Does the card work if MSI interrupts are disabled? pci=nomsi

oh I just notice are you using SR-IOV on these cards?

The answers to your questions:

  • Work with pci=nomsi ? - No
  • Are you using SR-IOV ? - No

Hi,

We have run into the exact same issue, even with LSDK21.08.

Does anyone have a solution too this ?

Cheers,

Neil

Is the card detected fine and shows up in lspci? My initial thought is that the card is having issues by not getting a hard reset on reboot.

Card is detected fine, Enumerated correctly (all BARS allocated correctly), driver loads correctly, but no interrupts trigger when the card writes to its MSI address. Card only supports MSI interrupts and does not support ASPM, this is correctly advertised in the PCIe configuration space, and reported by lspci. The card is reset correctly, we can communicate with it, seems the host is ignoring the write to the MSI address. Power cycle the board and all is fine.

Thanks for resurrecting this thread…

My initial thought is that the card is having issues by not getting a hard reset on reboot.

If this is the case then what can be done to get the PCIe reset (i.e. the PERSTn signal) to be asserted on reboot - do we need a CPLD/FPGA firmware update ?

Without a working PERSTn, a power cycle will be needed after every reboot.

Note that in addition to NICs (our own design and off the shelf) we have seen a similar "not work after reboot) problem appear on an NVME card (a Sabrent in this case).
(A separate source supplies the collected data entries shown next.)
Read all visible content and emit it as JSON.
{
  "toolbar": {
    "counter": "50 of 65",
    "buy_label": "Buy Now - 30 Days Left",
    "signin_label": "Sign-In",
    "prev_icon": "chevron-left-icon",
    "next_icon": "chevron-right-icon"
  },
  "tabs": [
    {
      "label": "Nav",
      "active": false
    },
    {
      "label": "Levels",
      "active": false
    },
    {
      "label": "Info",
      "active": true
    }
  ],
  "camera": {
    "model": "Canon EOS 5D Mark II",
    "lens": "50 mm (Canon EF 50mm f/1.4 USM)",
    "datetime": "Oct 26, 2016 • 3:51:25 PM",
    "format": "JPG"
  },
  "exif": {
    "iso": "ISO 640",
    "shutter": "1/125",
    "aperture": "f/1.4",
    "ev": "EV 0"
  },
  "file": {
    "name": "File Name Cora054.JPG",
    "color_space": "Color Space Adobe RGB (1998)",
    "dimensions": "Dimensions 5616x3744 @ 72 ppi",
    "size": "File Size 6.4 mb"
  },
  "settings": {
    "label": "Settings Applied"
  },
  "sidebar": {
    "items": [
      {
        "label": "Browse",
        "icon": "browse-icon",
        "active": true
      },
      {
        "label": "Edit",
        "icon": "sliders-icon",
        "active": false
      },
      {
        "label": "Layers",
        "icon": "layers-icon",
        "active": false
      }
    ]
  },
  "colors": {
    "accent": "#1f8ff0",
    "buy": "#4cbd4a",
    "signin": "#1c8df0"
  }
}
I was curious about PERST, because our reset for PCIe and all the other external devices is tied to the reset of the system. You can review this under the Reset Logic and Boot Select section of the CEX7 simplified schematic, The SYSRST_OUT signal is tied into most the hardware reset signals. Sometimes some PCIe devices such as FPGAs require a longer time to reset and load firmware and the timing of PERST vs CLOCK etc can cause issues on reset.

If you don’t mind, and this isn’t a recommended solution just a debugging option, it would be interesting to know if you don’t see this issue if you use our UEFI firmware.

Otherwise we will probably need some more debug output from the IRQ and PCIe initialization to dig into this further.